Su interlocutora alzó las manos en un gesto conciliador.


—Venga, no te enfades y sigue contando.


—Pues imagínate el cabreo que me cogí. Empecé a decirle de todo menos bonito y de repente… de repente…


Paula alzó las cejas, apremiante, animándola a continuar.


—¿De repente?


—Pues eso, que de repente se abalanza sobre mí como un neandertal peludo de esos y me da un morreo que ni te imaginas.


—La verdad es que no —Paula sacudió la cabeza—. ¿Te hizo daño? Es lo último que me esperaba de Lucas; siempre ha sido un hombre supertierno.


—¡Ja! ¡Supertierno, y un jamón! Un bestia, eso es lo que es. Un pedazo de animal, un salvaje, un… —Al parecer Candela se quedó sin apelativos, pues, de pronto, se quedó callada como si reviviera en su mente aquellos besos frenéticos y algo en su expresión le hizo saber a Paula que su amiga no estaba tan indignada como aparentaba.


—Vamos, que no te gustó —afirmó con los ojos clavados en ella.


—Pues… ¡pues claro que no!


—No me parece que lo digas muy convencida. —Las pupilas de Paula, muy atentas, no se perdían ni una de las fugaces emociones que pasaban por el expresivo rostro de la pelirroja.


Candela la miró con indignación.


—¿A ti te gustaría que un tío mucho más fuerte que tú te estrujara entre sus brazos y te besara hasta dejarte sin aire?


—Hombre, depende… —respondió con sinceridad, recordando algunos de los besos que le había dado su marido.


—La verdad es que me cogió por sorpresa, pero en cuanto me repuse —a Candela le vinieron a la cabeza aquellos largos minutos que había tardado en recuperar el juicio, pero sacudió aquel recuerdo inoportuno con un decidido movimiento de cabeza y continuó—, le aticé una bofetada de esas que hacen temblar hasta las muelas del juicio y me soltó.


—¿Y?


—¿Y qué? —De pronto, Candela parecía estar pensando en otra cosa.
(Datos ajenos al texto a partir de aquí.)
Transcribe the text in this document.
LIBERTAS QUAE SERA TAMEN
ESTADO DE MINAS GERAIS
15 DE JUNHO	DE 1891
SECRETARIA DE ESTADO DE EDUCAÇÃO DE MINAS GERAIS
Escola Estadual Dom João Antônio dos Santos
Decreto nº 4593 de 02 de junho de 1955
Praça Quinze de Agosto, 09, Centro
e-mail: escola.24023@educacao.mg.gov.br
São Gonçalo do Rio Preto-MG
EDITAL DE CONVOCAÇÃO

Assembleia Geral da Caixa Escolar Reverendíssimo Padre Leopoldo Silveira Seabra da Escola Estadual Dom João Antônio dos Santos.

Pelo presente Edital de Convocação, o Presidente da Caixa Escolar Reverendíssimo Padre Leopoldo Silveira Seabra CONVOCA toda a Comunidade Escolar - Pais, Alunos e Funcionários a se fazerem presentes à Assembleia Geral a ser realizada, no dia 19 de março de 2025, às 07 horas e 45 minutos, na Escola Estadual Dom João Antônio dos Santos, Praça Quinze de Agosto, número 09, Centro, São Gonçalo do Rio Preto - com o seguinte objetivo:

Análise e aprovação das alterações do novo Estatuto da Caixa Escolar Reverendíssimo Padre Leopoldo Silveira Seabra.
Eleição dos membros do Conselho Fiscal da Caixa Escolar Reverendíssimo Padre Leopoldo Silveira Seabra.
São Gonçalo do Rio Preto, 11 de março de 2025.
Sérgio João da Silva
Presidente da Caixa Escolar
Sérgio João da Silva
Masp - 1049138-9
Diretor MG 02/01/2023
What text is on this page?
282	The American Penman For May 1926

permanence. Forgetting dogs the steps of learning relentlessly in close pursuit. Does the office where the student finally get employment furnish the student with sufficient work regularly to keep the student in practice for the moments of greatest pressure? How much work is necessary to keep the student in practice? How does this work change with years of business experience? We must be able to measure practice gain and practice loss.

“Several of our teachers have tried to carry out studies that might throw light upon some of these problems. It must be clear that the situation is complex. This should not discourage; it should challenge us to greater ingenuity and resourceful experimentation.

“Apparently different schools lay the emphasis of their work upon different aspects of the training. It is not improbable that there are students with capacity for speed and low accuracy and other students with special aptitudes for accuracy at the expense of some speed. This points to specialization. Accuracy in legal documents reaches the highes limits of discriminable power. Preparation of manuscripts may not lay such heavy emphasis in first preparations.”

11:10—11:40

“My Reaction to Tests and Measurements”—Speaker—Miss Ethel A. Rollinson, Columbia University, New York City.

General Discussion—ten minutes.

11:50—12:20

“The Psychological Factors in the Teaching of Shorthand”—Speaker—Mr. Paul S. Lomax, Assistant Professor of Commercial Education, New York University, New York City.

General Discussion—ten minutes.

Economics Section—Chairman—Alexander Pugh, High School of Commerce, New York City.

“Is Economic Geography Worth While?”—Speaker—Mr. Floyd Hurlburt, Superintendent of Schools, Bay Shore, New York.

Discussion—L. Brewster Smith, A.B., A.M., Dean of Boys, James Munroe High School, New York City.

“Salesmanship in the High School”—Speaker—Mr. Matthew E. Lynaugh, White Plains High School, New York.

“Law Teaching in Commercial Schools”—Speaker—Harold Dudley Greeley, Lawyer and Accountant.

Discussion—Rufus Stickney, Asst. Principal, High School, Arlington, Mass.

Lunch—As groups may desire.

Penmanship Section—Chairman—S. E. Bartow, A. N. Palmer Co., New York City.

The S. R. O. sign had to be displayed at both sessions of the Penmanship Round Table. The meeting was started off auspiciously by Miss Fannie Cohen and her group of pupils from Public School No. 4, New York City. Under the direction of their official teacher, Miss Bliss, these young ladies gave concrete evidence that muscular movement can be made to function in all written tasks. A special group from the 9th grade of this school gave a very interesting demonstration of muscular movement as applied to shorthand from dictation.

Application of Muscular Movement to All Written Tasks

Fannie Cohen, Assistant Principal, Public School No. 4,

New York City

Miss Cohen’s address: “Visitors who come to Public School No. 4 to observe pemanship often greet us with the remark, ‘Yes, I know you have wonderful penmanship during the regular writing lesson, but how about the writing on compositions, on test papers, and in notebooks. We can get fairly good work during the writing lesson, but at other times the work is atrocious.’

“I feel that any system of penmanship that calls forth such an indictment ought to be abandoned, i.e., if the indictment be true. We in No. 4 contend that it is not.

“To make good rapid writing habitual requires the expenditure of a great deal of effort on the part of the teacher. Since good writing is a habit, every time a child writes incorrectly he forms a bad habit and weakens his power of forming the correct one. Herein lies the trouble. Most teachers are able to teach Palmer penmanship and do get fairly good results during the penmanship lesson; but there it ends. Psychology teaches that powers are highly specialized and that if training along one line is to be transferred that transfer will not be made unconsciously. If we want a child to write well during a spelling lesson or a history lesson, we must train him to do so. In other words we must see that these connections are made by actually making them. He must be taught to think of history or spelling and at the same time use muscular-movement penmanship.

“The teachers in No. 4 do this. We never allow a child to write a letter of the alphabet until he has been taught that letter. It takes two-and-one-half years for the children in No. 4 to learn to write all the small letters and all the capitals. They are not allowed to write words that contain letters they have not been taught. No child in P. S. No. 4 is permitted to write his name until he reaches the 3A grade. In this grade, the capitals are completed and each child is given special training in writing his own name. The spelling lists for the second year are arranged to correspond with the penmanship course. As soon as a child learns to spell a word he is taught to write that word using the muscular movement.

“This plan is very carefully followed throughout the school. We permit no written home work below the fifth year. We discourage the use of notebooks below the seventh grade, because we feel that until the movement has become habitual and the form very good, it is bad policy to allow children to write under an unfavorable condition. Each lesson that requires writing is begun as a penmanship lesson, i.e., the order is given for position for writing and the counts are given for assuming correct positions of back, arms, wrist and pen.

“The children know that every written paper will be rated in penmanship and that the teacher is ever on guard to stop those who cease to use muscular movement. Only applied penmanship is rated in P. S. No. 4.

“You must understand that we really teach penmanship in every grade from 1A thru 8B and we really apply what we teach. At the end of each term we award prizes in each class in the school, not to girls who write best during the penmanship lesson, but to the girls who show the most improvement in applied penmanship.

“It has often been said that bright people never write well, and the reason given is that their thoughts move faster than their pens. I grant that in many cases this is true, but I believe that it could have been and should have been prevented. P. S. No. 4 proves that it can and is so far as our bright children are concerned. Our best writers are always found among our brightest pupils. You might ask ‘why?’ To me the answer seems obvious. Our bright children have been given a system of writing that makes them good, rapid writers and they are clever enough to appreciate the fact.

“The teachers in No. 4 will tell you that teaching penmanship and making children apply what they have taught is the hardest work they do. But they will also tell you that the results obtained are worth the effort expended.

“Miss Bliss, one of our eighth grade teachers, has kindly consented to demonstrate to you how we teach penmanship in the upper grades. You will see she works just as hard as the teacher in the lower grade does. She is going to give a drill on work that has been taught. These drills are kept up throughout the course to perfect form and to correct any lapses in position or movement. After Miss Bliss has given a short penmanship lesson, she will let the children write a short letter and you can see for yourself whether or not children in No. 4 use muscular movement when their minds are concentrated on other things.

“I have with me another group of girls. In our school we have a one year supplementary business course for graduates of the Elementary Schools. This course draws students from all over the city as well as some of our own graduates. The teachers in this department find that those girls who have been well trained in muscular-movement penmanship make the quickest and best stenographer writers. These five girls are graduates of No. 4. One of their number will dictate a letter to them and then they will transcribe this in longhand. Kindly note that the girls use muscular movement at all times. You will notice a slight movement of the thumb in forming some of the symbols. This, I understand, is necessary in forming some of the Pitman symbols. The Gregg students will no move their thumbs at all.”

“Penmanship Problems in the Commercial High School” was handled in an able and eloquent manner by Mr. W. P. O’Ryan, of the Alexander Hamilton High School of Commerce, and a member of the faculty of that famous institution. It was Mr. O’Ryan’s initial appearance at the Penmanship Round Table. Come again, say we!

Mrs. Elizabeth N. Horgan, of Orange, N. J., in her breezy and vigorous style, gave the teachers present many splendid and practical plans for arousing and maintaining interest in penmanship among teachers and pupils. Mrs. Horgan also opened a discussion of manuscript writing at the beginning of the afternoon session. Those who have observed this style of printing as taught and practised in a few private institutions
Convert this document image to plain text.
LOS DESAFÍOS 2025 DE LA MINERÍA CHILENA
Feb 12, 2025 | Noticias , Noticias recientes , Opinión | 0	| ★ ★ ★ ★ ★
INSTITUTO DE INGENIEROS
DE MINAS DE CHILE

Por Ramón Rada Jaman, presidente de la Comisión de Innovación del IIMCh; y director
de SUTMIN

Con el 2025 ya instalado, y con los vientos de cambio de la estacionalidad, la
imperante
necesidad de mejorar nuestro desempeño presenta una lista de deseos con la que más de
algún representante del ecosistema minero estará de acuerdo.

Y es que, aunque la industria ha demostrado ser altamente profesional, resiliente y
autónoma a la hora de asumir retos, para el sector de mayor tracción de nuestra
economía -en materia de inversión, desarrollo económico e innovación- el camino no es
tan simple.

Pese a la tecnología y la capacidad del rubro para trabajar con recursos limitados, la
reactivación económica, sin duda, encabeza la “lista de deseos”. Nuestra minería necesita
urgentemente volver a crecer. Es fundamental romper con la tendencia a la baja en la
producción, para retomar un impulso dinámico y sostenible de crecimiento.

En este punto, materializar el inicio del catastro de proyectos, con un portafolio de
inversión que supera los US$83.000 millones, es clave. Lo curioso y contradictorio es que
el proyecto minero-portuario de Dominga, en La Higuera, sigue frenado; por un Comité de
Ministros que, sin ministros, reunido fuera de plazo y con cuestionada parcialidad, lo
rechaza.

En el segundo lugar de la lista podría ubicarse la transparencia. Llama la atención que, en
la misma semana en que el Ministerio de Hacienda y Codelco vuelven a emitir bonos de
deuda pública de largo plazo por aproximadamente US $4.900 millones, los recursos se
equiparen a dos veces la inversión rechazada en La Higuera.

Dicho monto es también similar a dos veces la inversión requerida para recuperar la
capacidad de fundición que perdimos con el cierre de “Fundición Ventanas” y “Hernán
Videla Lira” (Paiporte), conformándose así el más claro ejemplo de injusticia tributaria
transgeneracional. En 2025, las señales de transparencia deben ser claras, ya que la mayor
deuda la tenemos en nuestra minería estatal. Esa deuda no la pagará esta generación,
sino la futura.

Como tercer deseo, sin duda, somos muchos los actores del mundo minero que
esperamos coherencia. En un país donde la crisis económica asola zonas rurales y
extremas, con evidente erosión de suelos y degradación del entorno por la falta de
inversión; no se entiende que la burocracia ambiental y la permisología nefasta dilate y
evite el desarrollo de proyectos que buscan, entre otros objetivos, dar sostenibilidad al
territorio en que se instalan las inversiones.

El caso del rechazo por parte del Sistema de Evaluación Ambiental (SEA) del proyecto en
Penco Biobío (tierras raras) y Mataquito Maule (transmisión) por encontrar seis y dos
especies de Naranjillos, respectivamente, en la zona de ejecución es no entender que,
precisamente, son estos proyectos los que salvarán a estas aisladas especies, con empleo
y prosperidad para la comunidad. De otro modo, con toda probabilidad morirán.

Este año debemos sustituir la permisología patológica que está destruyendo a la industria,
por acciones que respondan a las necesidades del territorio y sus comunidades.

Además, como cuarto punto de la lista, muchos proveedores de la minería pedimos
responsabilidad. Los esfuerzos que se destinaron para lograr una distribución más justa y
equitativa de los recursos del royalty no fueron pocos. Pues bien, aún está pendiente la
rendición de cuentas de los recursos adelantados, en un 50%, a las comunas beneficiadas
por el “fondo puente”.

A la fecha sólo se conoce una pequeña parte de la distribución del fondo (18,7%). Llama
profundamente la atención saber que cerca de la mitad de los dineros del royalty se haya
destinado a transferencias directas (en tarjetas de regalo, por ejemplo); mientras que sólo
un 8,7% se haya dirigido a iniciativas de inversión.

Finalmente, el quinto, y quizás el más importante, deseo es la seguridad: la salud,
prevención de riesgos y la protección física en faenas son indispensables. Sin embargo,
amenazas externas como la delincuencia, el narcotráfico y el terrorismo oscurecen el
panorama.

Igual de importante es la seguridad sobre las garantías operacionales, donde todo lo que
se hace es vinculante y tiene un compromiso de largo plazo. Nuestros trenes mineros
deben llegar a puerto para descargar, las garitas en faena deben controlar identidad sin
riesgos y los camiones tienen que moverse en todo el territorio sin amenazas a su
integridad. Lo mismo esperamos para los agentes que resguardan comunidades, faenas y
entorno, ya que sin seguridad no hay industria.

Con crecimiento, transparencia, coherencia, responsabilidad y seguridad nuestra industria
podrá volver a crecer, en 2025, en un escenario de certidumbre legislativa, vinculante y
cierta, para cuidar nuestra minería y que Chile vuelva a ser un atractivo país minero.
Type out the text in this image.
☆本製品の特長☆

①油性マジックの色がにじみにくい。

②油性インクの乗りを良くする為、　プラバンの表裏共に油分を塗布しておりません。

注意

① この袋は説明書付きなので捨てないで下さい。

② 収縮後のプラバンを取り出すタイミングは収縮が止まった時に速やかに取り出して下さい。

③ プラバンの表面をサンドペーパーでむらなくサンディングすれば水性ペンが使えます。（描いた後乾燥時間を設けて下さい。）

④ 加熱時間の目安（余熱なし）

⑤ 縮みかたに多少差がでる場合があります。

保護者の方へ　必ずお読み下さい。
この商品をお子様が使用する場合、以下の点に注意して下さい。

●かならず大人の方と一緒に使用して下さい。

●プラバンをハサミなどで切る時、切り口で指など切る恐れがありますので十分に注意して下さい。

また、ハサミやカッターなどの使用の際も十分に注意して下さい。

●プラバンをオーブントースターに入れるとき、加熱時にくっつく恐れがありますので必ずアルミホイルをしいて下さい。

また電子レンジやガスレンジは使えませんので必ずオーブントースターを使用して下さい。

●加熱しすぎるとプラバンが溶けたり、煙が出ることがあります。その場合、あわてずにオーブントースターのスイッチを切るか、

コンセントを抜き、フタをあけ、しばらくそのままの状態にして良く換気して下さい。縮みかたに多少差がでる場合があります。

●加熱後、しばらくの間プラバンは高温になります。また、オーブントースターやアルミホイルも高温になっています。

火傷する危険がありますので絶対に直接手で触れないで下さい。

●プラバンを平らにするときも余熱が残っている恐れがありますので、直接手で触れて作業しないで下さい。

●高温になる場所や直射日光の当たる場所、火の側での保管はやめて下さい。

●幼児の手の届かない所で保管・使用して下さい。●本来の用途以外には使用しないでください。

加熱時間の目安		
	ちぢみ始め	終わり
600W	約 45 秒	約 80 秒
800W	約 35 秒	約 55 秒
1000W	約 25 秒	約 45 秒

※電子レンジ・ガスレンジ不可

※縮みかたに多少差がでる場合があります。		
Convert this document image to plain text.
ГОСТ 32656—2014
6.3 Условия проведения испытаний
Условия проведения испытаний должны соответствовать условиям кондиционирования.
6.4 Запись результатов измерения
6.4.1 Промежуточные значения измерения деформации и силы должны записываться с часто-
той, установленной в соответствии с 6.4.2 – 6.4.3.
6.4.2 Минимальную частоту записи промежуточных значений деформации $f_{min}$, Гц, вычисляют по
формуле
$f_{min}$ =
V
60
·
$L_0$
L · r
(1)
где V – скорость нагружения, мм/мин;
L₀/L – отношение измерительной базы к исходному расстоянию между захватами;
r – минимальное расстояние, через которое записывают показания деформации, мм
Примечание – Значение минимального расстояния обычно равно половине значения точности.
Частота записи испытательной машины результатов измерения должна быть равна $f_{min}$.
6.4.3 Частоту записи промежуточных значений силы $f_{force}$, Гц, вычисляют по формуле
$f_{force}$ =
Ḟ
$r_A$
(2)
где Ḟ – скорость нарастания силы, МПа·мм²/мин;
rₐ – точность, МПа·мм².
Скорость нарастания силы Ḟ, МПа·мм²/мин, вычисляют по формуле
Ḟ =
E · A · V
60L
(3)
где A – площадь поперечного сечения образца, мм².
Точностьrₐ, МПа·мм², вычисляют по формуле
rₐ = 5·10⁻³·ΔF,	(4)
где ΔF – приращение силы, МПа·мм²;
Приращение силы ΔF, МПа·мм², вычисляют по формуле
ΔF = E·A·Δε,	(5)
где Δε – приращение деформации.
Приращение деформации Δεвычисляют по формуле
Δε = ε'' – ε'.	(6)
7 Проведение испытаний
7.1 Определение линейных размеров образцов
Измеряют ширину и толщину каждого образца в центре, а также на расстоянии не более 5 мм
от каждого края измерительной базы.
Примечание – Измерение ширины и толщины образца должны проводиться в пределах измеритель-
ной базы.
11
Su amiga alzó los ojos al cielo, exasperada.


—Pues, hija, qué va a ser. Que cómo acabó la historia.


—Pues nada, él se marchó por fin de mi habitación y yo me acosté y me quedé dormida en el acto. Creo que yo también había bebido más de la cuenta. Sí, debió ser eso —murmuró para sí.


Su amiga no dijo nada; pero, por primera vez en años, aquello con lo que solo se había atrevido a soñar —que Lucas y Candela se dieran cuenta de una vez de lo que, en realidad, sentían el uno por el otro—, parecía más cercano.


En ese momento entró Sol, muy interesada en conocer la opinión de su madrina respecto al dibujo que acababa de hacer, así que Paula decidió que sería mejor dejarlo estar.